Somme Théologique. II-II Question 174, article 3 :

« La prophétie dans laquelle une vérité surnaturelle est révélée par la lumière intelligible, au moyen d'une vision de l'imagination, tient, comme on vient de le voir, le milieu entre la prophétie ou la vérité surnaturelle est révélée sans vision de l'imagination, et celle ou, par la lumière intelligible, sans vision sensible, l'homme arrive à savoir ou à faire ce qui est du ressort de la conduite humaine.

Or, plus que l'action, la connaissance est l'objet propre de la prophétie. Il en résulte donc que le degré le plus bas de la prophétie est celui dans lequel l'homme est amené par une impulsion intérieure à faire des actes extérieurs ; ainsi est-il dit de Samson, au livre des Juges (Jg 15,14)  : "L'Esprit du Seigneur fondit sur lui ; et, comme les fils de lin se consument à l'ardeur du feu, de même les liens qui l'enchaînaient tombèrent et le dégagèrent".

Le deuxième degré de la prophétie est celui ou l'homme est éclairé par une lumière intérieure pour connaître des vérités qui ne dépassent cependant pas les limites de la connaissance naturelle ; c'est ainsi qu'on lit au sujet de Salomon (1 R 4,13): " Il parlait en paraboles, dissertant sur les arbres, depuis le cèdre qui pousse dans le Liban jusqu'à l'hysope qui sort des murailles, ainsi que sur les bêtes de somme, les oiseaux, les reptiles et les poissons ".

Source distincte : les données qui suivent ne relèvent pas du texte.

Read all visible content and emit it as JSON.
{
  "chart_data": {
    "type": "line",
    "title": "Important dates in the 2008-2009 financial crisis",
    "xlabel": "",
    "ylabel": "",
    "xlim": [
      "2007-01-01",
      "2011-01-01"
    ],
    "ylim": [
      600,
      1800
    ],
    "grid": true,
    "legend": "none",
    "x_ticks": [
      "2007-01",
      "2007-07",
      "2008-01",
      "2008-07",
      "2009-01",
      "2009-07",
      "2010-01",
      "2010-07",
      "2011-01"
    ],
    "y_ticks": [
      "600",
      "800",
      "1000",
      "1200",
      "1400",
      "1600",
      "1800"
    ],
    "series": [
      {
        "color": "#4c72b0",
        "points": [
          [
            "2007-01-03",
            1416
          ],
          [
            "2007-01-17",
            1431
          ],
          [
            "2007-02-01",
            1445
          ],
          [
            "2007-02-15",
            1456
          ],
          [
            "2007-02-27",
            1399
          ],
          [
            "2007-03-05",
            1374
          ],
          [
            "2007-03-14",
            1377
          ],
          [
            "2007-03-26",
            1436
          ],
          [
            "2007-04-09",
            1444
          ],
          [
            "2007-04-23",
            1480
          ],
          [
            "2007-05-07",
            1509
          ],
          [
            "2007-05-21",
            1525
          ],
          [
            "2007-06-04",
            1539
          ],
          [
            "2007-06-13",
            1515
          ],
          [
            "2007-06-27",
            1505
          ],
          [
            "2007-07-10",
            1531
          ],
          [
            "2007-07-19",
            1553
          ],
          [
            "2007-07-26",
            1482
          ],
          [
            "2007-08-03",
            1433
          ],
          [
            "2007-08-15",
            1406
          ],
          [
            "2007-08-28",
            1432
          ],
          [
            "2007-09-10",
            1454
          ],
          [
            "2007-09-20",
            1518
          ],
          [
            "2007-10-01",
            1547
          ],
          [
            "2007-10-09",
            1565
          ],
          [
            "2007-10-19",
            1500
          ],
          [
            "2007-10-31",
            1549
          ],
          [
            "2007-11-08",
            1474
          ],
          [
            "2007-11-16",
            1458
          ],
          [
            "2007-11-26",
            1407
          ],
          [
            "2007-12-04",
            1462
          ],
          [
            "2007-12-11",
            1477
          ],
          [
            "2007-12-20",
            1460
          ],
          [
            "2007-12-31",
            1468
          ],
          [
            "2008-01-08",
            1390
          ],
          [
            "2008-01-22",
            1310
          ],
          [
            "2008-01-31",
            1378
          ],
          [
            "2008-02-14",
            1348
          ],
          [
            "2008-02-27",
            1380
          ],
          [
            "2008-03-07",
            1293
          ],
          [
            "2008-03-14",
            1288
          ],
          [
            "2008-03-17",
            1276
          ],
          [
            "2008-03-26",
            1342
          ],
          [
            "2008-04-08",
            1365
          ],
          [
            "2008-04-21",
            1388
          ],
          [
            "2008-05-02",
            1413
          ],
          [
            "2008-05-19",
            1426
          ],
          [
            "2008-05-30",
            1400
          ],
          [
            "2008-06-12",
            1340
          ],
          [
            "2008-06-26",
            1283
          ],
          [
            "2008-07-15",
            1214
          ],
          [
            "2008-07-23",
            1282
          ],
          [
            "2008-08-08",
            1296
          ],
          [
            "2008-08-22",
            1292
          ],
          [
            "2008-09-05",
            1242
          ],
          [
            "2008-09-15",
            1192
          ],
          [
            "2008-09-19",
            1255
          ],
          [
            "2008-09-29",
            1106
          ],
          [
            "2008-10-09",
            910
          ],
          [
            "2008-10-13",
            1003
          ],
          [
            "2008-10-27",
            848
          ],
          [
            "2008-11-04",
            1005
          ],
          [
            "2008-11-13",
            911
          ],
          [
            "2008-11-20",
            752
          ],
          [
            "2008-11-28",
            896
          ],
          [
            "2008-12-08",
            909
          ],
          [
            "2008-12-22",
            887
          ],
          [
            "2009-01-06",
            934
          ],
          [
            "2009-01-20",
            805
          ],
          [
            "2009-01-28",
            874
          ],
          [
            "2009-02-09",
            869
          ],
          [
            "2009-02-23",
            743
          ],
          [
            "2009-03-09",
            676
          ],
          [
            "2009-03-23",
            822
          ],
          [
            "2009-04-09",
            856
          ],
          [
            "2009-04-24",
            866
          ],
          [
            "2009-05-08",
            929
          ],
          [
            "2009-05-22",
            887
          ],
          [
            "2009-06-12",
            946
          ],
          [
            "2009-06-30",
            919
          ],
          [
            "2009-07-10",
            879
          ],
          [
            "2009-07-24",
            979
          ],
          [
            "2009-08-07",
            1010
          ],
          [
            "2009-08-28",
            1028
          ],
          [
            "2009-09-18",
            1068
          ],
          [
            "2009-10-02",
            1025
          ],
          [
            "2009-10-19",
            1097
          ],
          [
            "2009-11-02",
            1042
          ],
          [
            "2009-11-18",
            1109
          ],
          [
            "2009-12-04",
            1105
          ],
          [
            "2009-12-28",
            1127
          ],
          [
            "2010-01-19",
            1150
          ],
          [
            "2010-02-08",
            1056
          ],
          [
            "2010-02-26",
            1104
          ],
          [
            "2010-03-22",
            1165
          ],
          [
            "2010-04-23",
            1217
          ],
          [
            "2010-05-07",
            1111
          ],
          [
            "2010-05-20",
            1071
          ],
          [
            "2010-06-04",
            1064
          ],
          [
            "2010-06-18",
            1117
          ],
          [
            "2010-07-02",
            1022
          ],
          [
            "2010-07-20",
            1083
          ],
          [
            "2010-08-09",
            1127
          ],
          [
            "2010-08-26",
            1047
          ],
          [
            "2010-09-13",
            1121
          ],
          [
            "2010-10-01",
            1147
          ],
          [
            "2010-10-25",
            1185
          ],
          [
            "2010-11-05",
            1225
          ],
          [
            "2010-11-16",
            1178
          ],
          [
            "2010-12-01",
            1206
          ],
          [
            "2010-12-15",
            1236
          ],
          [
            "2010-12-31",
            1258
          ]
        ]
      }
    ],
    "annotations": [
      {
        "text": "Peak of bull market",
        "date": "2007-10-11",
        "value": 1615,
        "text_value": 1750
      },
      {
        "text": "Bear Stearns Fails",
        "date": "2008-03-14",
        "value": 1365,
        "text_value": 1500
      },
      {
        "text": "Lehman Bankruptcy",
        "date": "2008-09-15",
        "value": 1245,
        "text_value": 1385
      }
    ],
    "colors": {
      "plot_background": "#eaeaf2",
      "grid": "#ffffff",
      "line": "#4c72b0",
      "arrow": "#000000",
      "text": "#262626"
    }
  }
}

Et tout cela venait d'une inspiration divine, car il est dit un peu auparavant (1 R 4,9) : " Dieu donna à Salomon la sagesse et une très grande prudence. " Toutefois ces deux degrés sont inférieurs à la prophétie proprement dite, car ils n'atteignent pas à la vérité surnaturelle.

Quant à la prophétie dans laquelle se manifeste une vérité surnaturelle au moyen d'une vision de l'imagination, voici comment on peut en distinguer les degrés.

1°) Par la différence entre le " songe " qui a lieu pendant le sommeil, et la "vision" qui se produit pendant la veille. Celle-ci constitue un plus haut degré de prophétie : il semble en effet que la lumière prophétique doit avoir de la force pour détacher l'âme occupée pendant la veille à des réalités sensibles et la tourner vers les vérités surnaturelles, plus que pour l'instruire lorsqu'elle est déjà détachée des objets sensibles par le sommeil.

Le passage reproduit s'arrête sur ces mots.